Однако в статье «Нового времени» вовсе не содержалось нападок на Чайковского, он даже объявлялся одним из самых приличных людей в консерватории — намек на «амуры другого рода» приводился без указания имен. В письме же в противоречии с подчеркиваемой многочисленными биографами боязнью «дамоклова меча» он привлек внимание корреспондентки к каким-то реальным или воображаемым подтекстам, которые могли вызвать ее недоумение, в то время как иначе прошли бы незамеченными. Все это мало соответствует представлению о нем как о персонаже, маниакально желавшем всенепременно оправдаться в своем «пороке» или вообще скрыть его от всех и вся. Напротив, самим сообщением благодетельнице о газетной заметке и комментарием к ней он вполне мог приблизить удар «дамоклова меча».

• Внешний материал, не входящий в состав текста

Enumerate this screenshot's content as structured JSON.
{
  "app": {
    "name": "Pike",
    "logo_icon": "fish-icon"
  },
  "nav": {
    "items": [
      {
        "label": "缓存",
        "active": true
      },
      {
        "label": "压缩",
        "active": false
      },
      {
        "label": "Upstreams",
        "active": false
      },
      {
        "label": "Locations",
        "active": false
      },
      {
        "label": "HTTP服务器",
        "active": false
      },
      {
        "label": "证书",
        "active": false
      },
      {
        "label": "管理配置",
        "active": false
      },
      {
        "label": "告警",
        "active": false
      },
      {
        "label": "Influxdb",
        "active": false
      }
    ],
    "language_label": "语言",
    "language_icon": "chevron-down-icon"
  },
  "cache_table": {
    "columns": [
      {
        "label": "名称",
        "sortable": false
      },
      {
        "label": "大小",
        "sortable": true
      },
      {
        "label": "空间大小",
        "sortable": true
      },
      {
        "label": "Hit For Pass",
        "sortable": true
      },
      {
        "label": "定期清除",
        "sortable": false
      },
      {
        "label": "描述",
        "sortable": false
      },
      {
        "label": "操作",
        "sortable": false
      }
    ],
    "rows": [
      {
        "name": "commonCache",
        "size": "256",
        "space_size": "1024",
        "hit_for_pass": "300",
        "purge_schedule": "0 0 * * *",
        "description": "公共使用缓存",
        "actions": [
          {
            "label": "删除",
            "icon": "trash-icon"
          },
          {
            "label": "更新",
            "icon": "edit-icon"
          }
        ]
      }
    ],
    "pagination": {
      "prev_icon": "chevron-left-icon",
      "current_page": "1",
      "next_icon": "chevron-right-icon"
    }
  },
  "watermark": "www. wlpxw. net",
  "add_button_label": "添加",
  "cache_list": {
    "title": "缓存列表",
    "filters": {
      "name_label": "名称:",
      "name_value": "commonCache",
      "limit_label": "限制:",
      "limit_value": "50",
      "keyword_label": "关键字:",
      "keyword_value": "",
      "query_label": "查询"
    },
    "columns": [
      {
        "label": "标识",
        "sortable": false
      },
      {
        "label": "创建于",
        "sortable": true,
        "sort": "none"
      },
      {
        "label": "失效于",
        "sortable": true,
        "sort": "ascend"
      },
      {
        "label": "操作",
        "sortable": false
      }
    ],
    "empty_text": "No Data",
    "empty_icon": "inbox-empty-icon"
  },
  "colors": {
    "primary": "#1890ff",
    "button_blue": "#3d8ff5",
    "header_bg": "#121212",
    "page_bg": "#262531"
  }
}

На наш взгляд, все это говорит о том, что на данный момент его томления по поводу всего комплекса отношений с «лучшим другом», включая страх «разоблачения», почти сошли на нет. Он уверился в прочности сложившихся связей и привык полагаться на ее благородство. Поэтому столь естественно он в этом же письме переходит от газетного фельетона к переживанию иного рода — случайно подслушанному разговору соседей по вагону о нем самом, о его женитьбе, сумасшествии, музыке: «Это целое море бессмыслицы, лжи, несообразности». Для нервно-психологической конституции композитора характерно, что газетный фельетон приравнивается им — по степени произведенного возбуждения — к частному разговору, а источник неистовства, негодования и боязни есть не предполагаемые гомосексуальные слухи, а любые разговоры о нем. Личность же Надежды Филаретовны априори ставится им здесь выше досягаемости каких бы то ни было сплетен. По всей видимости, в оценке этой он не ошибался.